W ostatnim meczu roku 2012 FC Barcelona pokonała na José Zorilla Real Valladolid 3-1. Poniżej zamieszczamy to co w tym spotkniu najbardziej rzucało się w oczy.
Wybitny: Gol i rekord Messiego
Leo Messi nie mógł inaczej zakończyć tego obfitego w bramki 2012 roku niż zaliczając kolejne trafienie. Był to jego 91. gol w roku kalendarzowym. O pięć mniej ma Gerd Müller, a dopóki na Messiego czekają kolejne mecze, ten nie przestaje mierzyć w następne rekordy. Kolejnym jego wyzwaniem będzie wyrównanie swojego osiągnięcia, czyli zdobycie goli w ośmiu meczach ligowych z rzędu. Szansa na to będzie już na początku stycznia w derbach Barcelony.
Znakomita: Ofensywna gra Jordiego Alby
To jedna z wielu nowości w tym sezonie. Lewa flanka przekształciła się ostatnio w autostradę, na której Jordi Alba szaleje i regularnie zdobywa gole i asystuje przy trafieniach kolegów z zespołu. W dzisiejszym meczu wynik otworzył Xavi właśnie po asyście Alby, która była już czwartą w tym sezonie ligowym w wykonaniu katalońskiego obrońcy.

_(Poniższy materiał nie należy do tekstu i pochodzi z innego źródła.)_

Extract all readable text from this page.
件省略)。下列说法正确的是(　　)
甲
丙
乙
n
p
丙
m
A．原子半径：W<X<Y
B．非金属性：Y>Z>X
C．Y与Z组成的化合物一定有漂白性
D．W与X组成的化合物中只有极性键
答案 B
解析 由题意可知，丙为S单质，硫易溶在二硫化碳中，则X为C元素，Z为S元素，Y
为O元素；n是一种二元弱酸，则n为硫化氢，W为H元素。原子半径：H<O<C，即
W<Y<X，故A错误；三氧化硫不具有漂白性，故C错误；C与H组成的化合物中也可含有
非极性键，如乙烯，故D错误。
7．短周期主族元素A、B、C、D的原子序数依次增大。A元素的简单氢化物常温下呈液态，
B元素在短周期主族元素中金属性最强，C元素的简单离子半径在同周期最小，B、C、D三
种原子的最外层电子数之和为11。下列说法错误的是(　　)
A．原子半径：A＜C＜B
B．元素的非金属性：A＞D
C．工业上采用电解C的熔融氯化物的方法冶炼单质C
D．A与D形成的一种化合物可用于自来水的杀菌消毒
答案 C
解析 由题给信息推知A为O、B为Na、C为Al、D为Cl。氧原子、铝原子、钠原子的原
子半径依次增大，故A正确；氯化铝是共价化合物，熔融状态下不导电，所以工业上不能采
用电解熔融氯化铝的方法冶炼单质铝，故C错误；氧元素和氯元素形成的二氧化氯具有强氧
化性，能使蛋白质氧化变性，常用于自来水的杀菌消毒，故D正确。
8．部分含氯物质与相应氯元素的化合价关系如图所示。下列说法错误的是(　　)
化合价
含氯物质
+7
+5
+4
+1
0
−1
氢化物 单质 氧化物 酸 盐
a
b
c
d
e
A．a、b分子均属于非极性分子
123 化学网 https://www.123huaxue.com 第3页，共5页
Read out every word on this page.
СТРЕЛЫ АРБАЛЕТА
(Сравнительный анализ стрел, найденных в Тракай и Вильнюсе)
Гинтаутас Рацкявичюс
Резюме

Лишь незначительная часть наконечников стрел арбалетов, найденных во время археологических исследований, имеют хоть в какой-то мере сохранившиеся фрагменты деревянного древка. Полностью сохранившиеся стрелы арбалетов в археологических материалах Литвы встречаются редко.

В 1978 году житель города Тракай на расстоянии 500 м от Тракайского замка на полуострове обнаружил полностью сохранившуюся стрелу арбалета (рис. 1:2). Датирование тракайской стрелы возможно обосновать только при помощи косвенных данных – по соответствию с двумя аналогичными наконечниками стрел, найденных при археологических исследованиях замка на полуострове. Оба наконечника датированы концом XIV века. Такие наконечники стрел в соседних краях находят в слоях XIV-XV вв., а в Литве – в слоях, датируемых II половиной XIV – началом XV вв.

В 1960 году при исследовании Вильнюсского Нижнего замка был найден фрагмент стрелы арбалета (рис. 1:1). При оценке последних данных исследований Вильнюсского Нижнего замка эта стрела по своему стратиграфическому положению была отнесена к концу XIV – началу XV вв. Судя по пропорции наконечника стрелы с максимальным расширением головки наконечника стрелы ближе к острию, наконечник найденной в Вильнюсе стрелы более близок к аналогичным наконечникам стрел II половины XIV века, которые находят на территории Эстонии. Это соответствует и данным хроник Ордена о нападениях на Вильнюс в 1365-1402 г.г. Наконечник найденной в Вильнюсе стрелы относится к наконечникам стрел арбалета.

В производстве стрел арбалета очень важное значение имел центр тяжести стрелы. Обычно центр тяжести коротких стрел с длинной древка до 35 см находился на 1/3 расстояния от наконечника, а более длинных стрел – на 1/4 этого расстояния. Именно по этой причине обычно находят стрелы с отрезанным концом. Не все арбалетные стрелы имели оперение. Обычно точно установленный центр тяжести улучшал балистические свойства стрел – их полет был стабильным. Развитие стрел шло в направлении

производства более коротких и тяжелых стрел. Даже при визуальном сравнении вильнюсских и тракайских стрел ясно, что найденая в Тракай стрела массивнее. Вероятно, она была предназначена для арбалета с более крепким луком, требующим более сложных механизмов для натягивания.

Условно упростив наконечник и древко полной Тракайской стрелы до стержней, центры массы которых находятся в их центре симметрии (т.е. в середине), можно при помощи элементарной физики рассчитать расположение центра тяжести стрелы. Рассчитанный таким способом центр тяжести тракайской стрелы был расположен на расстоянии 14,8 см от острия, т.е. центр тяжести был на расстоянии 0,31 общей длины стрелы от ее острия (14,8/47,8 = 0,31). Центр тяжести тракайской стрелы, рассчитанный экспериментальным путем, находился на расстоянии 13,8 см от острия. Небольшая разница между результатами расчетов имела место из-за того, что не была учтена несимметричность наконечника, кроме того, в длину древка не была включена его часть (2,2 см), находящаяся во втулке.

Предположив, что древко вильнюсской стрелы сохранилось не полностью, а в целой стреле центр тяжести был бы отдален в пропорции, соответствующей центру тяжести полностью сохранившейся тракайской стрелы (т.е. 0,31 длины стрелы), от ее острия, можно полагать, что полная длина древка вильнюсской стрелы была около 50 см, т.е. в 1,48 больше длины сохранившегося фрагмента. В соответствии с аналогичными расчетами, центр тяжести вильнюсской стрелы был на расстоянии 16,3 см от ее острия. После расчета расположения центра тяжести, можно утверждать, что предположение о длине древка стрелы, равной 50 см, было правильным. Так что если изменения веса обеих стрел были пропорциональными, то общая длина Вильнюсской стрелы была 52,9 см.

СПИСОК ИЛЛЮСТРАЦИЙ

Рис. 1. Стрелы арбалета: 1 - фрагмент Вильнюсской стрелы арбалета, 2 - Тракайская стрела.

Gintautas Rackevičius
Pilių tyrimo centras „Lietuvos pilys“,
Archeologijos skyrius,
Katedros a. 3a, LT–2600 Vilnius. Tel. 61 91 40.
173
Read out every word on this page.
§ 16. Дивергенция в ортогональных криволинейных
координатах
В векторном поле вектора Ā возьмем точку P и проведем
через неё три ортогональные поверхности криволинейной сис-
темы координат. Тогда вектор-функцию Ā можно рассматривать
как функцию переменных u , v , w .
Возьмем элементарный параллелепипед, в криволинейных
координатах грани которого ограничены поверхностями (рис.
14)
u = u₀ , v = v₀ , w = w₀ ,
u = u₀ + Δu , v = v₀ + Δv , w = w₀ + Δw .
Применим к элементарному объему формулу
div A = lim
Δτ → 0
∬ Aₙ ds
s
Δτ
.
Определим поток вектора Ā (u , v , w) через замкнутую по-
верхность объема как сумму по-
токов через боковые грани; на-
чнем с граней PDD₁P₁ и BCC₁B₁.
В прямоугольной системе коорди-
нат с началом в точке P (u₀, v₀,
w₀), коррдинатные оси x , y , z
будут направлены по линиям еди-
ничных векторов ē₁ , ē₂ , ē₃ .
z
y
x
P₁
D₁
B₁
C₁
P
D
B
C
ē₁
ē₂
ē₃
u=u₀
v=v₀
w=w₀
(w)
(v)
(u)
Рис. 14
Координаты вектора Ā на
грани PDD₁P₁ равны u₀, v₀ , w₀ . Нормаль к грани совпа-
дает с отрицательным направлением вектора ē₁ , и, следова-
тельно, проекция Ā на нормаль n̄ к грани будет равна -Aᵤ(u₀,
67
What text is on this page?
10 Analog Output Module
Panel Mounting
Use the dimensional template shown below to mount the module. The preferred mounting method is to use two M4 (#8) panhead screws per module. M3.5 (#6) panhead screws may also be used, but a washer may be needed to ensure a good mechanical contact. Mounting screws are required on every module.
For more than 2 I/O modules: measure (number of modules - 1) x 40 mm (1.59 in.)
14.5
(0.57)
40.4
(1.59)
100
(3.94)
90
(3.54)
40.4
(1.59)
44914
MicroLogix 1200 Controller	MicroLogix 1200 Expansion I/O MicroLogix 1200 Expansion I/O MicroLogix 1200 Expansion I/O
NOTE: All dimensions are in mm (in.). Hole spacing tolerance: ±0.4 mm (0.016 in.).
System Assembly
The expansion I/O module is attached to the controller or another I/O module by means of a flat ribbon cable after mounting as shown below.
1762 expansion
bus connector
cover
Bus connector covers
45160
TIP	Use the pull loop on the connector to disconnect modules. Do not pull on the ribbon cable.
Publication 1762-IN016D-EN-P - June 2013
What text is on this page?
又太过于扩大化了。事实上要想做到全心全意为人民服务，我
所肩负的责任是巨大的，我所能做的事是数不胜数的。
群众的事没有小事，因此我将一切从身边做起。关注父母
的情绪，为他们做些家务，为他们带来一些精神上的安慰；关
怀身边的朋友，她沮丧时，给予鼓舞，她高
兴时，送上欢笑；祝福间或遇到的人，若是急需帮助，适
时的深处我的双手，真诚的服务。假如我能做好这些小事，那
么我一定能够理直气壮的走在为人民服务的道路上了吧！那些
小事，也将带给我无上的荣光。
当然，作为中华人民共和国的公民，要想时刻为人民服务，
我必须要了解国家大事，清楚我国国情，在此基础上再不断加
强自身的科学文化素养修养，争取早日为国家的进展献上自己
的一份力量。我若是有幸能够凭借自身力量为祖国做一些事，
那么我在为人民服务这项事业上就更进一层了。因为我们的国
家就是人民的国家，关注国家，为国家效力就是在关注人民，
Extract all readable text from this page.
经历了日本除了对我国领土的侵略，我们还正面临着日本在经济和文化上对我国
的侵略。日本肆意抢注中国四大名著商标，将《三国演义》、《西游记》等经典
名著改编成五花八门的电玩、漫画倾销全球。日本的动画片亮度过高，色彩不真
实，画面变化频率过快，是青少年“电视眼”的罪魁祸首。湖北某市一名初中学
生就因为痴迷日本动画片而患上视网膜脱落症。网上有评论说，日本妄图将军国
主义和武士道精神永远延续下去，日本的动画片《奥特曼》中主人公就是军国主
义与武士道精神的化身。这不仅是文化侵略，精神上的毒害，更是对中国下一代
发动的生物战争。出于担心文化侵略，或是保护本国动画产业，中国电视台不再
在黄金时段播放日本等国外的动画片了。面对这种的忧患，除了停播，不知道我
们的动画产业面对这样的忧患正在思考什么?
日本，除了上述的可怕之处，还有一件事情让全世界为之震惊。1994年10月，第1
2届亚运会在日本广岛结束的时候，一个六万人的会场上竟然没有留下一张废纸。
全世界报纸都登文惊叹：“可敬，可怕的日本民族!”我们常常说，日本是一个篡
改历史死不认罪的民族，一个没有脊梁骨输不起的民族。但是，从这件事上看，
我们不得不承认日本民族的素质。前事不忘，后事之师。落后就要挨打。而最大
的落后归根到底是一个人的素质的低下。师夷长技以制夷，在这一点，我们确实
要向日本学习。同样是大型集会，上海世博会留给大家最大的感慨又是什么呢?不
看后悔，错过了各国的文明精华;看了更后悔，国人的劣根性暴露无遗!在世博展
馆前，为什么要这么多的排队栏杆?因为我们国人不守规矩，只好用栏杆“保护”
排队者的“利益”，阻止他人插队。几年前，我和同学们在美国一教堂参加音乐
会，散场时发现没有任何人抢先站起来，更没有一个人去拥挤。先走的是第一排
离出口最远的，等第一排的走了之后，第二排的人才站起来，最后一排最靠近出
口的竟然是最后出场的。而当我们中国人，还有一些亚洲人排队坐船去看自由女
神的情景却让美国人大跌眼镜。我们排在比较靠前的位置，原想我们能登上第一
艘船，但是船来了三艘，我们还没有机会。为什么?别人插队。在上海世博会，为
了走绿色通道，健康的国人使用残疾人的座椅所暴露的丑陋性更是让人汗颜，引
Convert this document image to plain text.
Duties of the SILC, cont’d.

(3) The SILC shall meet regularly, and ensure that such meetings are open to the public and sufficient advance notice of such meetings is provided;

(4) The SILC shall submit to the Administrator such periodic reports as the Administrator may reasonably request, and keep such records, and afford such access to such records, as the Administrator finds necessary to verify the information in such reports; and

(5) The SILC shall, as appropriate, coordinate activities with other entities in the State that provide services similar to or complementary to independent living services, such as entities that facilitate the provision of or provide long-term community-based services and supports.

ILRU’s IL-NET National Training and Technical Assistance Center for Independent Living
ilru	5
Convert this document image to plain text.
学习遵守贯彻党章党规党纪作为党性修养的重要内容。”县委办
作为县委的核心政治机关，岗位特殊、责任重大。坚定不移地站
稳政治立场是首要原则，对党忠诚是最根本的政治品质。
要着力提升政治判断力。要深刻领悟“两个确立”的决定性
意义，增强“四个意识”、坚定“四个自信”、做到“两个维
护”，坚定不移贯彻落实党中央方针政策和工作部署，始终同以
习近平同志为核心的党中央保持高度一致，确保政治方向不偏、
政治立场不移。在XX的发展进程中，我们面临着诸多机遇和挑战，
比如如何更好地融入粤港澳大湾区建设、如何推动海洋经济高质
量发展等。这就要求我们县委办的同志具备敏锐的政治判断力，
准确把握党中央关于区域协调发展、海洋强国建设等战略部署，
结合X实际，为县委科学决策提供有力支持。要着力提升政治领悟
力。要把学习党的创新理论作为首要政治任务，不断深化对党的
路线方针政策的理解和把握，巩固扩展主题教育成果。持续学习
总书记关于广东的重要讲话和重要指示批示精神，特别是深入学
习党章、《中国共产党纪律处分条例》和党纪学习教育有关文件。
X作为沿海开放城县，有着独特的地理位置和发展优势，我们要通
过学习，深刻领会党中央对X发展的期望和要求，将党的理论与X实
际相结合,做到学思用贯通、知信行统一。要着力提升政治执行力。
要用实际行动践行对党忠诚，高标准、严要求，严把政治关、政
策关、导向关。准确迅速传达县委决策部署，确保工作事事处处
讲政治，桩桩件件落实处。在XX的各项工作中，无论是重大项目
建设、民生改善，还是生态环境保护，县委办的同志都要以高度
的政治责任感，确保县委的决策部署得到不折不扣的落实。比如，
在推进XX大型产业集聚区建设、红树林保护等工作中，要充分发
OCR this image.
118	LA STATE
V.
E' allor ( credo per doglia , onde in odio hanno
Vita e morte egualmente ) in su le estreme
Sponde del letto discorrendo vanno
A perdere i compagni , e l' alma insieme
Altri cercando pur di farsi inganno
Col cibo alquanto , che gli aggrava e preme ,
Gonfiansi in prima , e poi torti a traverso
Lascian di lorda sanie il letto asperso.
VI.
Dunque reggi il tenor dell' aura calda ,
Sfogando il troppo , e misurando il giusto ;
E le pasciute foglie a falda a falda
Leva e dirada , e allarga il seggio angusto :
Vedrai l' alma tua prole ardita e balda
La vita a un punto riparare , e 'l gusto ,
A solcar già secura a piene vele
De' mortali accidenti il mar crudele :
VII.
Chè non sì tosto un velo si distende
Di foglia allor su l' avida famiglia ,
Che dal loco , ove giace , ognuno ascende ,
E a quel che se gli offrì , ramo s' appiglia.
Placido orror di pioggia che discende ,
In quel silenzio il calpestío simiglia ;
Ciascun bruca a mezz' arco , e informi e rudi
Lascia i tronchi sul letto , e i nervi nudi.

Zatwierdzona: Przyszłość oferowana przez Tello
Zaledwie 30 sekund wystarczyło Tello do zdobycia gola i uspokojenia meczu po trafieniu Javiego Guerry w 89. minucie. Podczas gdy culés zajęci są dyskusjami o tym czy z przodu powinien grać Villa, Pedro, czy może Alexis, Tello pokazuje do kogo będzie należała przyszłość w ataku Barçy.
W toku: Upór Alexisa
Piąty mecz ligowy z rzędu David Villa rozpoczął na ławce, a Alexis znów nie przekonał do siebie nikogo. Nie można odmówić mu wysiłku i pracy, ale upór maniaka, z jakim stawia na niego trener, nakłada na zawodnika jeszcze większa presję.